In the denser areas of the east coast, that seems to make sense as most of those yellow areas are filled with suburbs and small cities, by area and population. In Arizona the definition doesn’t make quite as much sense, since there are vast areas where exactly nobody lives.

Yeah, eastern San Bernardino county in CA and northern Washoe county in NV are very empty of people and urban accessories, altho they appear as part of a metro area.

If you go straight up, quite a ways.

Regards,
Shodan

Not to disagree, but only to clarify: A big part of the problem is that they’re basing the map on COUNTIES. And the ones out west are gigantic and empty, as compared to the east. I’d expect that the Census Bureau would have enough professional statisticians to realize how stupid that is. Good enough for government work, I guess.

In the Salt Lake City area, there’s near-continuous development from Brigham City to Spanish Fork, about 100 miles by road. Geographical constraints force most of the development north and south rather than east and west, which is why it’s so long.

The Census Bureau doesn’t define the statistical areas.

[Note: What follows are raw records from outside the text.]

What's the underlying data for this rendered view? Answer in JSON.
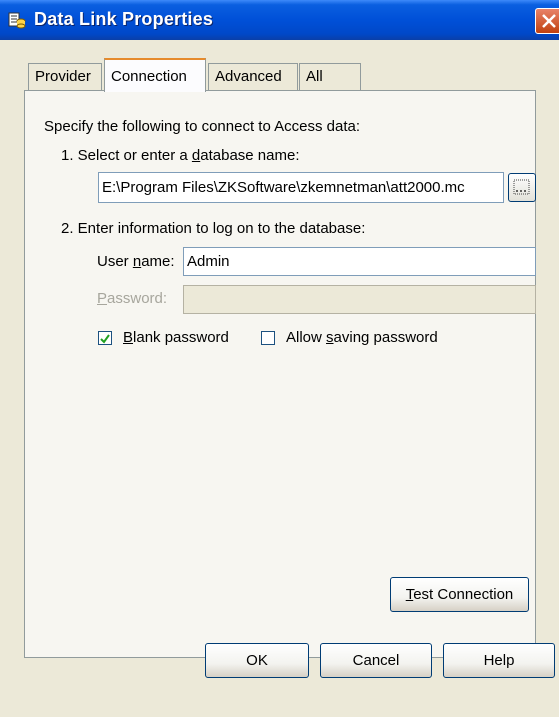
{
  "window": {
    "title": "Data Link Properties",
    "close_icon": "close-icon"
  },
  "tabs": [
    "Provider",
    "Connection",
    "Advanced",
    "All"
  ],
  "active_tab": "Connection",
  "connection": {
    "intro": "Specify the following to connect to Access data:",
    "step1": {
      "pre": "1. Select or enter a ",
      "accel": "d",
      "post": "atabase name:"
    },
    "database_path": "E:\\Program Files\\ZKSoftware\\zkemnetman\\att2000.mc",
    "browse_label": "...",
    "step2": "2. Enter information to log on to the database:",
    "username": {
      "pre": "User ",
      "accel": "n",
      "post": "ame:",
      "value": "Admin"
    },
    "password": {
      "accel": "P",
      "post": "assword:",
      "value": ""
    },
    "blank_password": {
      "accel": "B",
      "post": "lank password",
      "checked": true
    },
    "allow_saving": {
      "pre": "Allow ",
      "accel": "s",
      "post": "aving password",
      "checked": false
    },
    "test_connection": {
      "accel": "T",
      "post": "est Connection"
    }
  },
  "footer": {
    "ok": "OK",
    "cancel": "Cancel",
    "help": "Help"
  }
}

That’s up to the Office of Management and Budget.

There’s also a significant rural gap a few kilometres wide between Whitby and Ajax, on either side of Lake Ridge Rd. Though Ajax in particular is doing its best to fill it in. And the Ministry of Transport is building a north-south freeway parallel to Lake Ridge Road to connect the 401 and 407. it. So along Highway 2 it may crust over with plazas and gas stations over the few years, but right now, it’s still rural. Other than that, it’s solid suburbs along Highway 2 from east of Townline Rd in Oshawa all the way into Toronto.

This question is confusing based on the definitions used. New Jersey and Rhode Island may not have any wholly rural counties but both of them have rural areas (even hear of the New Jersey Pine Barrens? Rhode Island is a tiny state but is has farms, quaint seaside towns and even islands without many people). The Northeast is much more town oriented than most of the country in both its outlook and statistics. I live south of Boston near I-95 and I-495. There are plenty of rural areas around if your definition of that means large woodland spaces, scattered farms and lots of nature but it is localized. You will never be more than a few miles from a town center with some amenities but it is certainly not urban in any meaningful sense of the word. Some of it is suburban, some is exurban and there is a lot of protected conservation land where you can walk for many miles and never see another person let alone a store or a road if you want to.

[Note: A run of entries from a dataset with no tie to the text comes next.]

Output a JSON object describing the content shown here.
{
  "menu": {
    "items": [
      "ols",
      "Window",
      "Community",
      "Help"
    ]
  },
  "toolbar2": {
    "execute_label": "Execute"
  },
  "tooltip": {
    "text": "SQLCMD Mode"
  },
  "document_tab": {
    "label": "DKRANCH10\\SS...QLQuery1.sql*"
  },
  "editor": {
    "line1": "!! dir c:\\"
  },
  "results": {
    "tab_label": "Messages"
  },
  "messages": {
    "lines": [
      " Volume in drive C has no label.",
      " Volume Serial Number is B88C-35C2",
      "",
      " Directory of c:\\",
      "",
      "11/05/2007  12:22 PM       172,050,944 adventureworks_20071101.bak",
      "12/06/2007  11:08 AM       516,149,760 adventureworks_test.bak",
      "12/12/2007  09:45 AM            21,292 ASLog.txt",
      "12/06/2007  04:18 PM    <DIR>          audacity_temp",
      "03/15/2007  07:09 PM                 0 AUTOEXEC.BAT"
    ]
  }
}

I know people talk about the BOS-WASH corridor like it could be considered to be a single city but it isn’t at least according to my definition. I-95 may seem like almost continuous development from Washington to NYC but there are definitely less developed stretches once you hit New England. Much of the development that you see in some areas is only there because of I-95 (you need rest stops, convenience stores and gas stations at exits) but it certainly isn’t urban all the way through. Once you get just off of the main highways, there are plenty of really small towns and you don’t even have a chance to get off in the truly rural areas because they don’t build exits there.

I’m mainly using satellite imagery to determine the boundary of urban/rural, not any statistical/census data.

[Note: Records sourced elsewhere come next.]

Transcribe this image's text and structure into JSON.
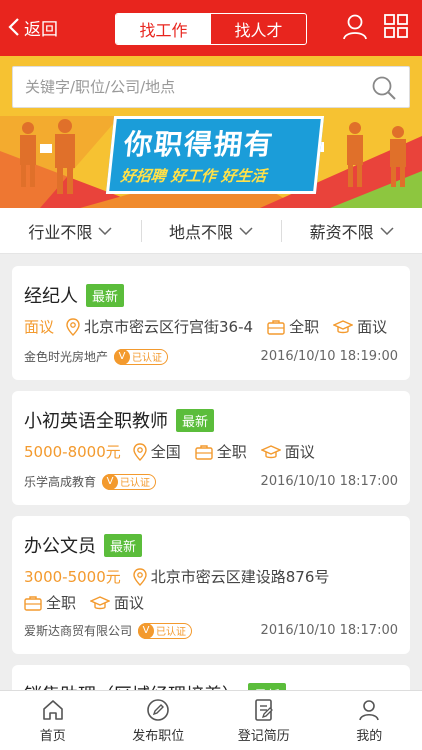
{
  "header": {
    "back_label": "返回",
    "segments": [
      "找工作",
      "找人才"
    ],
    "active_segment": 0,
    "accent": "#e8251e"
  },
  "search": {
    "placeholder": "关键字/职位/公司/地点"
  },
  "banner": {
    "headline": "你职得拥有",
    "subline": "好招聘 好工作 好生活"
  },
  "filters": [
    "行业不限",
    "地点不限",
    "薪资不限"
  ],
  "jobs": [
    {
      "title": "经纪人",
      "badge": "最新",
      "salary": "面议",
      "location": "北京市密云区行宫街36-4",
      "type": "全职",
      "education": "面议",
      "company": "金色时光房地产",
      "verified": "已认证",
      "time": "2016/10/10 18:19:00"
    },
    {
      "title": "小初英语全职教师",
      "badge": "最新",
      "salary": "5000-8000元",
      "location": "全国",
      "type": "全职",
      "education": "面议",
      "company": "乐学高成教育",
      "verified": "已认证",
      "time": "2016/10/10 18:17:00"
    },
    {
      "title": "办公文员",
      "badge": "最新",
      "salary": "3000-5000元",
      "location": "北京市密云区建设路876号",
      "type": "全职",
      "education": "面议",
      "company": "爱斯达商贸有限公司",
      "verified": "已认证",
      "time": "2016/10/10 18:17:00"
    },
    {
      "title": "销售助理（区域经理培养）",
      "badge": "最新"
    }
  ],
  "tabbar": [
    "首页",
    "发布职位",
    "登记简历",
    "我的"
  ],
  "colors": {
    "salary": "#f39a2e",
    "badge": "#5bbd3b",
    "banner_blue": "#1b9dd9"
  }
}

Don’t do that because it will mislead you. I live in the Southern-Western Boston area because I cannot stand urban areas in general. It is straight-up exurbia here. There are cattle and horse farms down the street. I can walk straight out of my back door and only encounter pure wilderness for at least 5 miles if I take a certain trail and I can extend that to 20+ miles just by crossing over a couple of roads along the way. If you died out there, nobody would ever find you. I live directly in the path of what people call the BOS-WASH corridor and it isn’t true at least in this area. It gets broken in parts of New England. Once you go north out out of Boston into New Hampshire or Maine, things can get truly remote by any standard. A Lear jet crashed two hours from Boston in 1996 and it still took three years for anyone to find it. That was just by luck from a random hunter.